One of the most distressing parts of my years working for the Association of Salaried Medical Specialists was when there was a member suicide. These tragedies were infrequent and invariably due to a range of factors. But they were a constant reminder to me of the extreme pressures on a highly trained vocational and ethically driven workforce most of whom experience life and death on a daily basis.
Specialists diagnosing or treating make daily decisions that affect whether their patients are harmed or not, cured or not, have a reduced quality of life or not, and often whether they live or die. Further, they have to perform at a level of excellence (this significance is often minimised by the more commonly used word of competency).
As a union advocate I could make mistakes that at worst disadvantaged or inconvenienced others. Specialists don’t have this relative luxury. Their normal routine involves the risk of mistakes no matter how small leading to physical harm or death to others.
But it isn’t just about mistakes. Most avoidable adverse patient outcomes are due to systemic failures including workforce pressures. Whatever the cause of an adverse outcome it can be heart-breaking. It is very difficult to imagine a more potentially stressful occupation.
The Coroner has just reported on the suicide of 47-year old Dr Richard Harding, an anaesthetist and intensivist at Whangarei Hospital on 23 October 2017, a year after coming to New Zealand with his family from the United Kingdom. His suicide was obviously devastating for his family, friends and colleagues. It would also have been devastating for the management (including chief executive) of Northland DHB which employed him.
The Coroner reported that several factors contributed to Dr Harding taking his life. He had suffered depression in the United Kingdom. Moving countries had added to this. But there were also work pressures affecting him.
In my time with ASMS I occasionally came across or heard of specialists recruited from the United Kingdom who struggled with the work pressures in New Zealand. Largely due to the significant difference in population size (critical mass) they found that they worked after-hours more often and with less support because of smaller numbers of specialists and registrars.
This particular pressure on UK recruits was more so in hospitals the size of Whangarei and smaller. It was a struggle to adapt to the relative inferior and less safe working environment. Some then migrated to Australia which had a stronger critical mass advantage.
Dr Harding was clearly aware of his vulnerability. He was being treated by his general practitioner and a psychologist. He was sleeping poorly and working more after-hours (including being on-call) than he was used to. But work pressures received a “somewhat fragmented response”. Eventually he was “overwhelmed with the effects of anxiety and depression”. The Coroner was not critical of Whangarei Hospital but did refer to the tragedy as “a comment on the systemic environment.”
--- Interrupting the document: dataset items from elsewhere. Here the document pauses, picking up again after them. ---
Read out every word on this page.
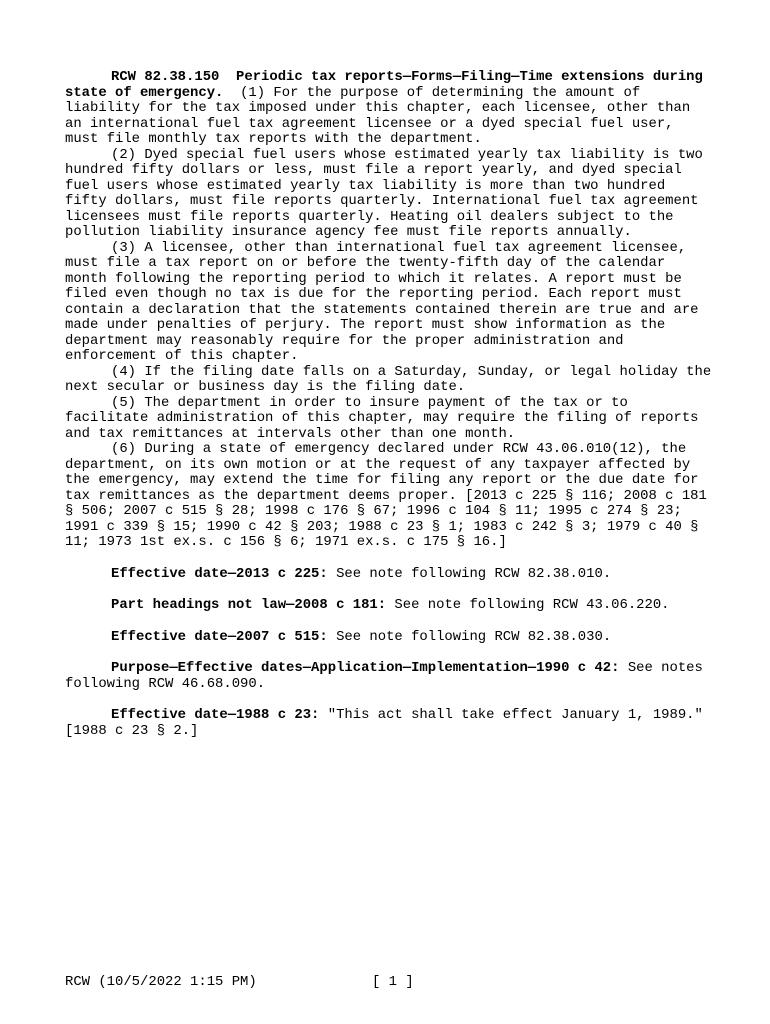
RCW 82.38.150  Periodic tax reports—Forms—Filing—Time extensions during state of emergency. (1) For the purpose of determining the amount of liability for the tax imposed under this chapter, each licensee, other than an international fuel tax agreement licensee or a dyed special fuel user, must file monthly tax reports with the department.

(2) Dyed special fuel users whose estimated yearly tax liability is two hundred fifty dollars or less, must file a report yearly, and dyed special fuel users whose estimated yearly tax liability is more than two hundred fifty dollars, must file reports quarterly. International fuel tax agreement licensees must file reports quarterly. Heating oil dealers subject to the pollution liability insurance agency fee must file reports annually.

(3) A licensee, other than international fuel tax agreement licensee, must file a tax report on or before the twenty-fifth day of the calendar month following the reporting period to which it relates. A report must be filed even though no tax is due for the reporting period. Each report must contain a declaration that the statements contained therein are true and are made under penalties of perjury. The report must show information as the department may reasonably require for the proper administration and enforcement of this chapter.

(4) If the filing date falls on a Saturday, Sunday, or legal holiday the next secular or business day is the filing date.

(5) The department in order to insure payment of the tax or to facilitate administration of this chapter, may require the filing of reports and tax remittances at intervals other than one month.

(6) During a state of emergency declared under RCW 43.06.010(12), the department, on its own motion or at the request of any taxpayer affected by the emergency, may extend the time for filing any report or the due date for tax remittances as the department deems proper. [2013 c 225 § 116; 2008 c 181 § 506; 2007 c 515 § 28; 1998 c 176 § 67; 1996 c 104 § 11; 1995 c 274 § 23; 1991 c 339 § 15; 1990 c 42 § 203; 1988 c 23 § 1; 1983 c 242 § 3; 1979 c 40 § 11; 1973 1st ex.s. c 156 § 6; 1971 ex.s. c 175 § 16.]

Effective date—2013 c 225: See note following RCW 82.38.010.

Part headings not law—2008 c 181: See note following RCW 43.06.220.

Effective date—2007 c 515: See note following RCW 82.38.030.

Purpose—Effective dates—Application—Implementation—1990 c 42: See notes following RCW 46.68.090.

Effective date—1988 c 23: "This act shall take effect January 1, 1989." [1988 c 23 § 2.]

RCW (10/5/2022 1:15 PM)	[ 1 ]
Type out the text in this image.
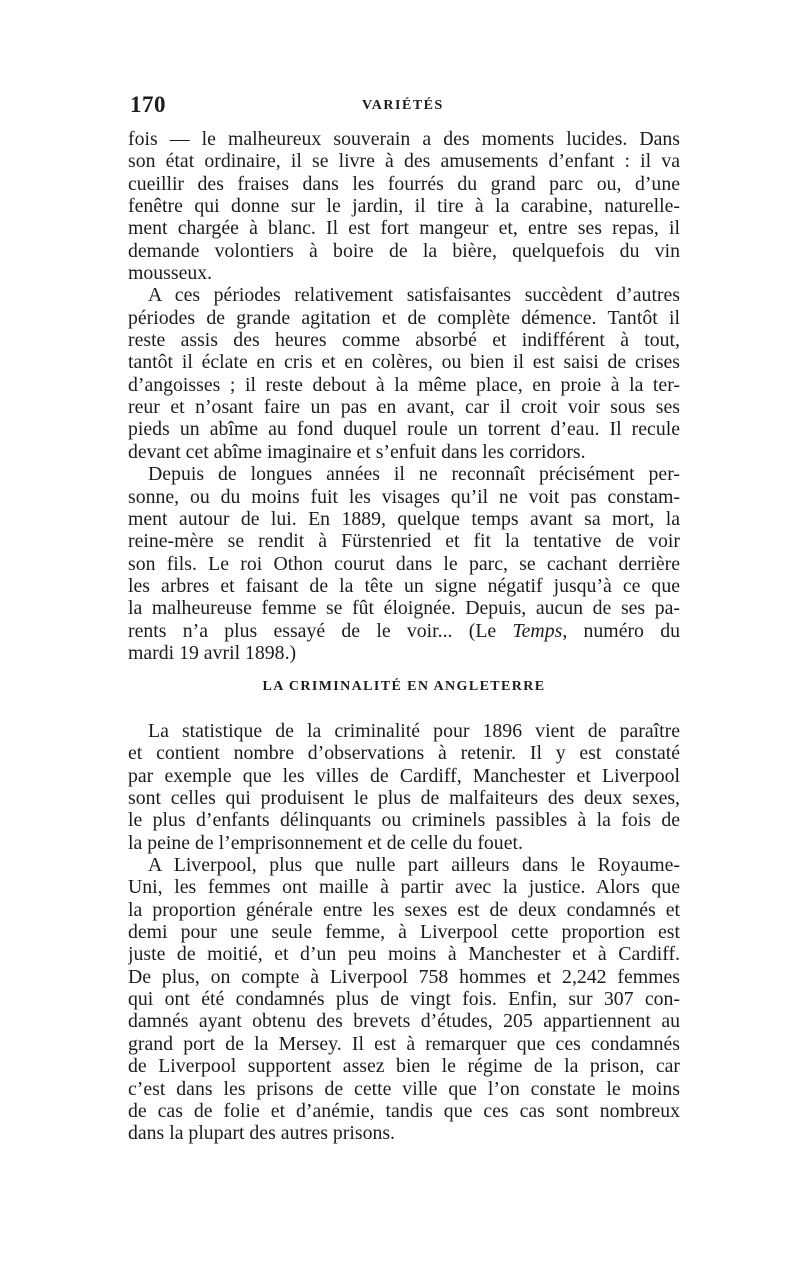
170	VARIÉTÉS
fois — le malheureux souverain a des moments lucides. Dans
son état ordinaire, il se livre à des amusements d’enfant : il va
cueillir des fraises dans les fourrés du grand parc ou, d’une
fenêtre qui donne sur le jardin, il tire à la carabine, naturelle-
ment chargée à blanc. Il est fort mangeur et, entre ses repas, il
demande volontiers à boire de la bière, quelquefois du vin
mousseux.
A ces périodes relativement satisfaisantes succèdent d’autres
périodes de grande agitation et de complète démence. Tantôt il
reste assis des heures comme absorbé et indifférent à tout,
tantôt il éclate en cris et en colères, ou bien il est saisi de crises
d’angoisses ; il reste debout à la même place, en proie à la ter-
reur et n’osant faire un pas en avant, car il croit voir sous ses
pieds un abîme au fond duquel roule un torrent d’eau. Il recule
devant cet abîme imaginaire et s’enfuit dans les corridors.
Depuis de longues années il ne reconnaît précisément per-
sonne, ou du moins fuit les visages qu’il ne voit pas constam-
ment autour de lui. En 1889, quelque temps avant sa mort, la
reine-mère se rendit à Fürstenried et fit la tentative de voir
son fils. Le roi Othon courut dans le parc, se cachant derrière
les arbres et faisant de la tête un signe négatif jusqu’à ce que
la malheureuse femme se fût éloignée. Depuis, aucun de ses pa-
rents n’a plus essayé de le voir... (Le Temps, numéro du
mardi 19 avril 1898.)
LA CRIMINALITÉ EN ANGLETERRE
La statistique de la criminalité pour 1896 vient de paraître
et contient nombre d’observations à retenir. Il y est constaté
par exemple que les villes de Cardiff, Manchester et Liverpool
sont celles qui produisent le plus de malfaiteurs des deux sexes,
le plus d’enfants délinquants ou criminels passibles à la fois de
la peine de l’emprisonnement et de celle du fouet.
A Liverpool, plus que nulle part ailleurs dans le Royaume-
Uni, les femmes ont maille à partir avec la justice. Alors que
la proportion générale entre les sexes est de deux condamnés et
demi pour une seule femme, à Liverpool cette proportion est
juste de moitié, et d’un peu moins à Manchester et à Cardiff.
De plus, on compte à Liverpool 758 hommes et 2,242 femmes
qui ont été condamnés plus de vingt fois. Enfin, sur 307 con-
damnés ayant obtenu des brevets d’études, 205 appartiennent au
grand port de la Mersey. Il est à remarquer que ces condamnés
de Liverpool supportent assez bien le régime de la prison, car
c’est dans les prisons de cette ville que l’on constate le moins
de cas de folie et d’anémie, tandis que ces cas sont nombreux
dans la plupart des autres prisons.
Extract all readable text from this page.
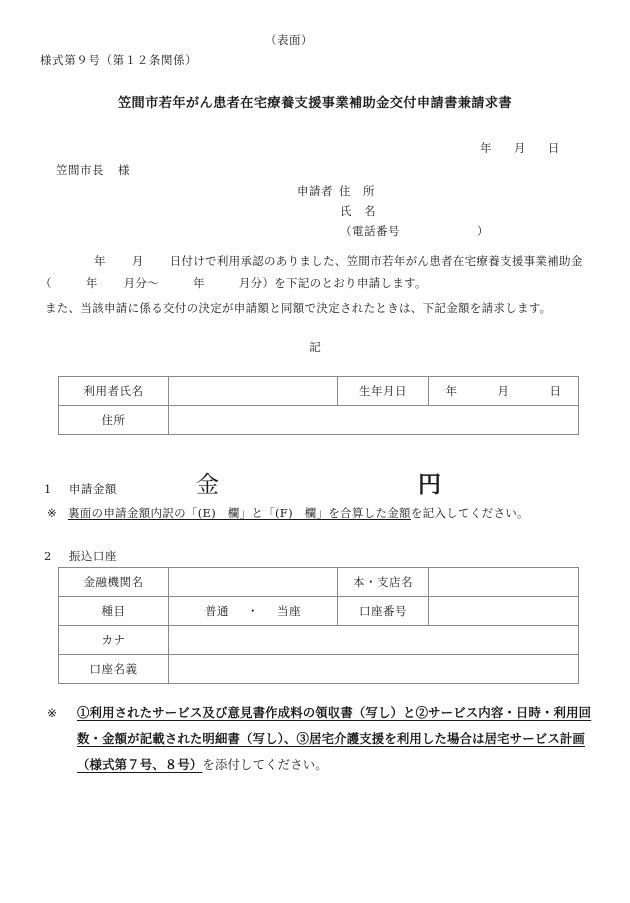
（表面）
様式第９号（第１２条関係）
笠間市若年がん患者在宅療養支援事業補助金交付申請書兼請求書
年 月 日
笠間市長 様
申請者 住　所
氏　名
（電話番号	）
年 月 日付けで利用承認のありました、笠間市若年がん患者在宅療養支援事業補助金
（	年 月分～	年	月分）を下記のとおり申請します。
また、当該申請に係る交付の決定が申請額と同額で決定されたときは、下記金額を請求します。
記
利用者氏名		生年月日	年 月 日
住所			
1 申請金額	金	円
※ 裏面の申請金額内訳の「(E)　欄」と「(F)　欄」を合算した金額を記入してください。
2 振込口座
金融機関名		本・支店名	
種目	普通 ・ 当座	口座番号	
カナ			
口座名義			
※ ①利用されたサービス及び意見書作成料の領収書（写し）と②サービス内容・日時・利用回数・金額が記載された明細書（写し）、③居宅介護支援を利用した場合は居宅サービス計画（様式第７号、８号）を添付してください。
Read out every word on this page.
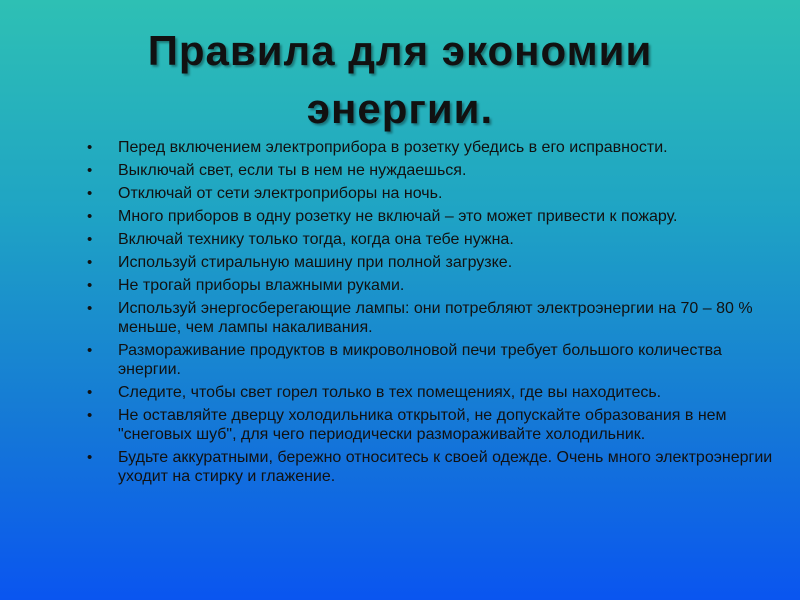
Правила для экономии
энергии.
• Перед включением электроприбора в розетку убедись в его исправности.
• Выключай свет, если ты в нем не нуждаешься.
• Отключай от сети электроприборы на ночь.
• Много приборов в одну розетку не включай – это может привести к пожару.
• Включай технику только тогда, когда она тебе нужна.
• Используй стиральную машину при полной загрузке.
• Не трогай приборы влажными руками.
• Используй энергосберегающие лампы: они потребляют электроэнергии на 70 – 80 % меньше, чем лампы накаливания.
• Размораживание продуктов в микроволновой печи требует большого количества энергии.
• Следите, чтобы свет горел только в тех помещениях, где вы находитесь.
• Не оставляйте дверцу холодильника открытой, не допускайте образования в нем "снеговых шуб", для чего периодически размораживайте холодильник.
• Будьте аккуратными, бережно относитесь к своей одежде. Очень много электроэнергии уходит на стирку и глажение.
Systemic environment of specialist shortages
The ‘systemic environment’ that Dr Harding and other specialists were working in was one of severe specialist shortages. The Coroner focusses on the stresses of being an anaesthetist and intensivist. While justified, it also applies to other specialists diagnosing and treating hospital patients.
According to ASMS rolling surveys of clinical leaders DHBs have average shortages of around 24% (much higher than the bureaucratically compressed official vacancy rate). Northland DHB’s specialist shortages were as high as 36% in 2019. Shortages of this magnitude lead to an overworked and overstretched specialist workforce because there is no patient demand tap that can be turned off, especially for emergencies, acute admissions and chronic illnesses.
Fatigue is an evitable outcome. So is the more serious outcome of when ongoing fatigue deteriorates to burnout. The only national survey of specialist burnout in DHBs revealed a shocking level of 50% reporting having been burnt out. The response of successive governments has been zero while in DHBs it has been underwhelming.
The practice of medicine should be so professionally and ethically rewarding that job satisfaction should be high. But, in an environment of severe shortages and high burnout, increased job dissatisfaction is instead an outcome and a significant contributor to around 24% of specialists intending to leave DHB employment within a five-year period.
Inaction with aroha is cynical cruelty
It has to be recognised that that usually there is more than one reason behind suicides. A range of factors often contribute including personal and work-related. Workloads and associated consequences such as stress and burnout can be a factor including either the main one or the one that becomes the tipping point.
Specialists involved in the diagnosis and treatment of patients in hospital settings are by their very nature more vulnerable than most other occupations to anxiety and depression because of what is at stake, including risks of patient harm or loss of life. There isn’t much that governments can do about this.
However, governments have a responsibility to ensure that those working in this vulnerable position in the public health system don’t have the additional unjustifiable and untenable pressure of workforce shortages. Governments have a responsible of care.
While much (not all) of the responsibility for specialist shortages rests with the former National led government, responsibility for correcting it rests with the Labour government. It should ensure that shortages, burnout and reduced job dissatisfaction are not the specialist workplace reality and not a contributor to whatever degree to the extreme outcome of suicide.
The Prime Minister has eloquently and repeatedly advocated the need for more kindness in New Zealand. This is commendable. But inaction with aroha to the specialist workforce isn’t kindness; its cynical cruelty.